Pentazenium tetraazidoborate is an extremely unstable chemical compound with the formula N_{5}[B(N_{3})_{4}]. It is a white solid that violently explodes at room temperature. This compound has a 95.7% nitrogen content which is the second highest known of a chemical compound, exceeding even that of ammonium azide (93.3%) and 1-diazidocarbamoyl-5-azidotetrazole (89.1%), being surpassed only by hydrazoic acid (97.7%).

==Production and properties==
The production of N_{5}[B(N_{3})_{4}] requires a multi-step synthesis, first, hydrazoic acid and sodium borohydride is reacted in diethyl ether at -78 °C to produce sodium tetraazidoborate (which decomposes at 76 °C):
NaBH_{4} + 4HN_{3} → Na[B(N_{3})_{4}] + 4H_{2}
The other reactant, pentazenium hexafluoroantimonate, its produced by the reaction of N_{2}F^{+} and antimony(V) fluoride. Then, two reactants that are produced are mixed at -64 °C under sulfur dioxide:
Na[B(N_{3})_{4}] + N_{5}SbF_{6} → N_{5}[B(N_{3})_{4}] + NaSbF_{6}↓
to produce the pentazenium tetraazidoborate.

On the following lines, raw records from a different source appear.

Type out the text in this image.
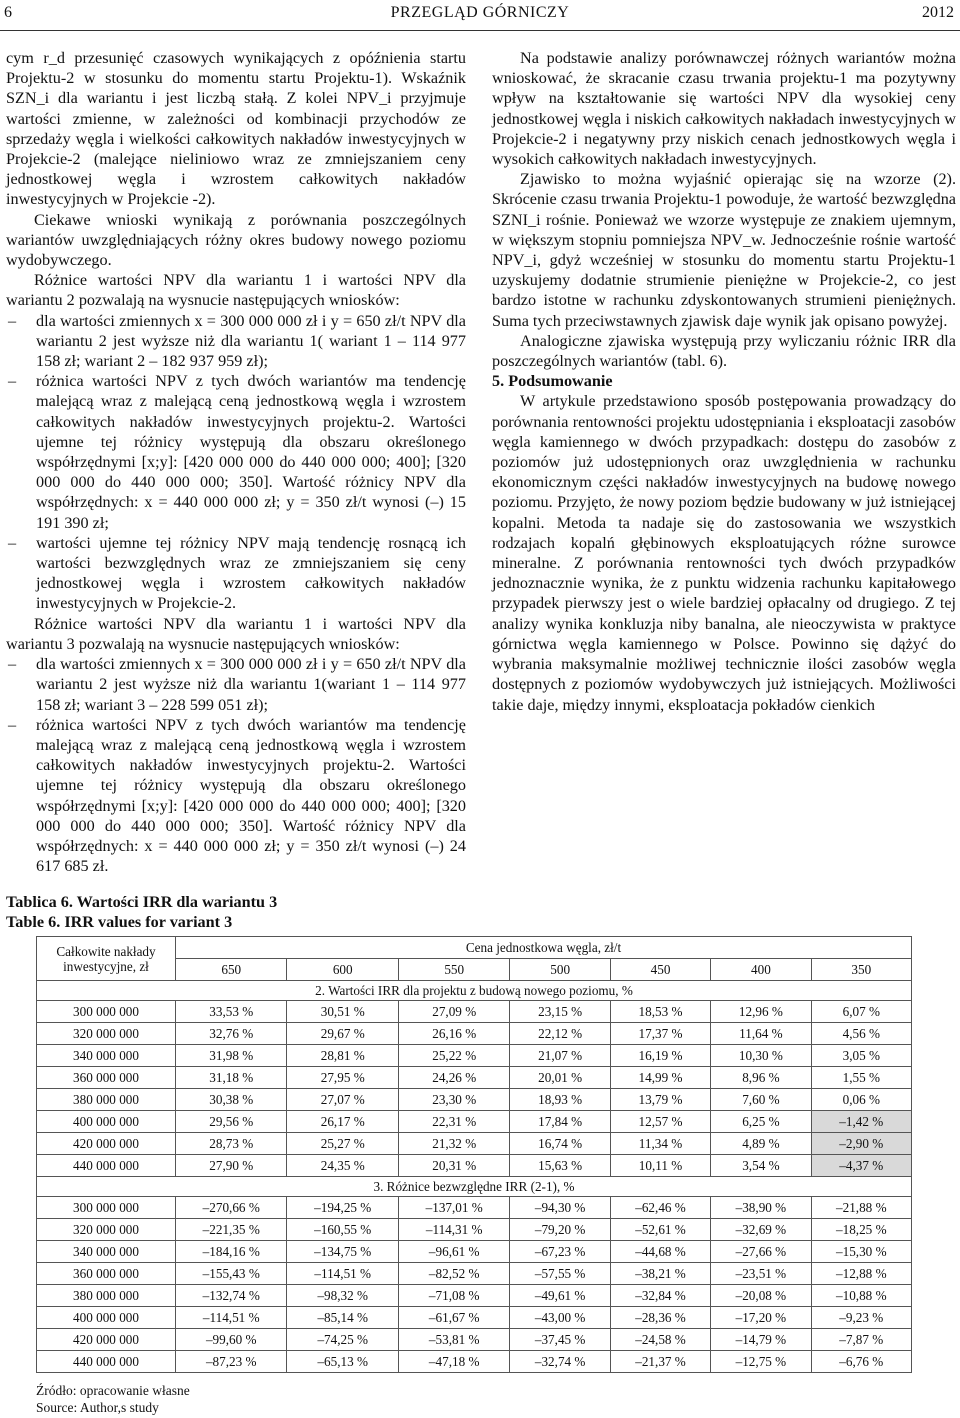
6	PRZEGLĄD GÓRNICZY	2012

cym r_d przesunięć czasowych wynikających z opóźnienia startu Projektu-2 w stosunku do momentu startu Projektu-1). Wskaźnik SZN_i dla wariantu i jest liczbą stałą. Z kolei NPV_i przyjmuje wartości zmienne, w zależności od kombinacji przychodów ze sprzedaży węgla i wielkości całkowitych nakładów inwestycyjnych w Projekcie-2 (malejące nieliniowo wraz ze zmniejszaniem ceny jednostkowej węgla i wzrostem całkowitych nakładów inwestycyjnych w Projekcie -2).

Ciekawe wnioski wynikają z porównania poszczególnych wariantów uwzględniających różny okres budowy nowego poziomu wydobywczego.

Różnice wartości NPV dla wariantu 1 i wartości NPV dla wariantu 2 pozwalają na wysnucie następujących wniosków:

– dla wartości zmiennych x = 300 000 000 zł i y = 650 zł/t NPV dla wariantu 2 jest wyższe niż dla wariantu 1( wariant 1 – 114 977 158 zł; wariant 2 – 182 937 959 zł);
– różnica wartości NPV z tych dwóch wariantów ma tendencję malejącą wraz z malejącą ceną jednostkową węgla i wzrostem całkowitych nakładów inwestycyjnych projektu-2. Wartości ujemne tej różnicy występują dla obszaru określonego współrzędnymi [x;y]: [420 000 000 do 440 000 000; 400]; [320 000 000 do 440 000 000; 350]. Wartość różnicy NPV dla współrzędnych: x = 440 000 000 zł; y = 350 zł/t wynosi (–) 15 191 390 zł;
– wartości ujemne tej różnicy NPV mają tendencję rosnącą ich wartości bezwzględnych wraz ze zmniejszaniem się ceny jednostkowej węgla i wzrostem całkowitych nakładów inwestycyjnych w Projekcie-2.

Różnice wartości NPV dla wariantu 1 i wartości NPV dla wariantu 3 pozwalają na wysnucie następujących wniosków:

– dla wartości zmiennych x = 300 000 000 zł i y = 650 zł/t NPV dla wariantu 2 jest wyższe niż dla wariantu 1(wariant 1 – 114 977 158 zł; wariant 3 – 228 599 051 zł);
– różnica wartości NPV z tych dwóch wariantów ma tendencję malejącą wraz z malejącą ceną jednostkową węgla i wzrostem całkowitych nakładów inwestycyjnych projektu-2. Wartości ujemne tej różnicy występują dla obszaru określonego współrzędnymi [x;y]: [420 000 000 do 440 000 000; 400]; [320 000 000 do 440 000 000; 350]. Wartość różnicy NPV dla współrzędnych: x = 440 000 000 zł; y = 350 zł/t wynosi (–) 24 617 685 zł.
Tablica 6. Wartości IRR dla wariantu 3
Table 6. IRR values for variant 3

Na podstawie analizy porównawczej różnych wariantów można wnioskować, że skracanie czasu trwania projektu-1 ma pozytywny wpływ na kształtowanie się wartości NPV dla wysokiej ceny jednostkowej węgla i niskich całkowitych nakładach inwestycyjnych w Projekcie-2 i negatywny przy niskich cenach jednostkowych węgla i wysokich całkowitych nakładach inwestycyjnych.

Zjawisko to można wyjaśnić opierając się na wzorze (2). Skrócenie czasu trwania Projektu-1 powoduje, że wartość bezwzględna SZNI_i rośnie. Ponieważ we wzorze występuje ze znakiem ujemnym, w większym stopniu pomniejsza NPV_w. Jednocześnie rośnie wartość NPV_i, gdyż wcześniej w stosunku do momentu startu Projektu-1 uzyskujemy dodatnie strumienie pieniężne w Projekcie-2, co jest bardzo istotne w rachunku zdyskontowanych strumieni pieniężnych. Suma tych przeciwstawnych zjawisk daje wynik jak opisano powyżej.

Analogiczne zjawiska występują przy wyliczaniu różnic IRR dla poszczególnych wariantów (tabl. 6).

5. Podsumowanie

W artykule przedstawiono sposób postępowania prowadzący do porównania rentowności projektu udostępniania i eksploatacji zasobów węgla kamiennego w dwóch przypadkach: dostępu do zasobów z poziomów już udostępnionych oraz uwzględnienia w rachunku ekonomicznym części nakładów inwestycyjnych na budowę nowego poziomu. Przyjęto, że nowy poziom będzie budowany w już istniejącej kopalni. Metoda ta nadaje się do zastosowania we wszystkich rodzajach kopalń głębinowych eksploatujących różne surowce mineralne. Z porównania rentowności tych dwóch przypadków jednoznacznie wynika, że z punktu widzenia rachunku kapitałowego przypadek pierwszy jest o wiele bardziej opłacalny od drugiego. Z tej analizy wynika konkluzja niby banalna, ale nieoczywista w praktyce górnictwa węgla kamiennego w Polsce. Powinno się dążyć do wybrania maksymalnie możliwej technicznie ilości zasobów węgla dostępnych z poziomów wydobywczych już istniejących. Możliwości takie daje, między innymi, eksploatacja pokładów cienkich

Całkowite nakłady inwestycyjne, zł	Cena jednostkowa węgla, zł/t						
	650	600	550	500	450	400	350
2. Wartości IRR dla projektu z budową nowego poziomu, %							
300 000 000	33,53 %	30,51 %	27,09 %	23,15 %	18,53 %	12,96 %	6,07 %
320 000 000	32,76 %	29,67 %	26,16 %	22,12 %	17,37 %	11,64 %	4,56 %
340 000 000	31,98 %	28,81 %	25,22 %	21,07 %	16,19 %	10,30 %	3,05 %
360 000 000	31,18 %	27,95 %	24,26 %	20,01 %	14,99 %	8,96 %	1,55 %
380 000 000	30,38 %	27,07 %	23,30 %	18,93 %	13,79 %	7,60 %	0,06 %
400 000 000	29,56 %	26,17 %	22,31 %	17,84 %	12,57 %	6,25 %	–1,42 %
420 000 000	28,73 %	25,27 %	21,32 %	16,74 %	11,34 %	4,89 %	–2,90 %
440 000 000	27,90 %	24,35 %	20,31 %	15,63 %	10,11 %	3,54 %	–4,37 %
3. Różnice bezwzględne IRR (2-1), %							
300 000 000	–270,66 %	–194,25 %	–137,01 %	–94,30 %	–62,46 %	–38,90 %	–21,88 %
320 000 000	–221,35 %	–160,55 %	–114,31 %	–79,20 %	–52,61 %	–32,69 %	–18,25 %
340 000 000	–184,16 %	–134,75 %	–96,61 %	–67,23 %	–44,68 %	–27,66 %	–15,30 %
360 000 000	–155,43 %	–114,51 %	–82,52 %	–57,55 %	–38,21 %	–23,51 %	–12,88 %
380 000 000	–132,74 %	–98,32 %	–71,08 %	–49,61 %	–32,84 %	–20,08 %	–10,88 %
400 000 000	–114,51 %	–85,14 %	–61,67 %	–43,00 %	–28,36 %	–17,20 %	–9,23 %
420 000 000	–99,60 %	–74,25 %	–53,81 %	–37,45 %	–24,58 %	–14,79 %	–7,87 %
440 000 000	–87,23 %	–65,13 %	–47,18 %	–32,74 %	–21,37 %	–12,75 %	–6,76 %
Źródło: opracowanie własne
Source: Author,s study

If heated, it decomposes into nitrogen gas and boron triazide; the boron triazide further decomposes into boron nitride and nitrogen. The overall reaction is the following:
N_{5}[B(N_{3})_{4}] → 8N_{2} + BN
The compound is extremely sensitive; an attempted Raman spectroscopy of a 500 mg sample of the compound resulted in an explosion.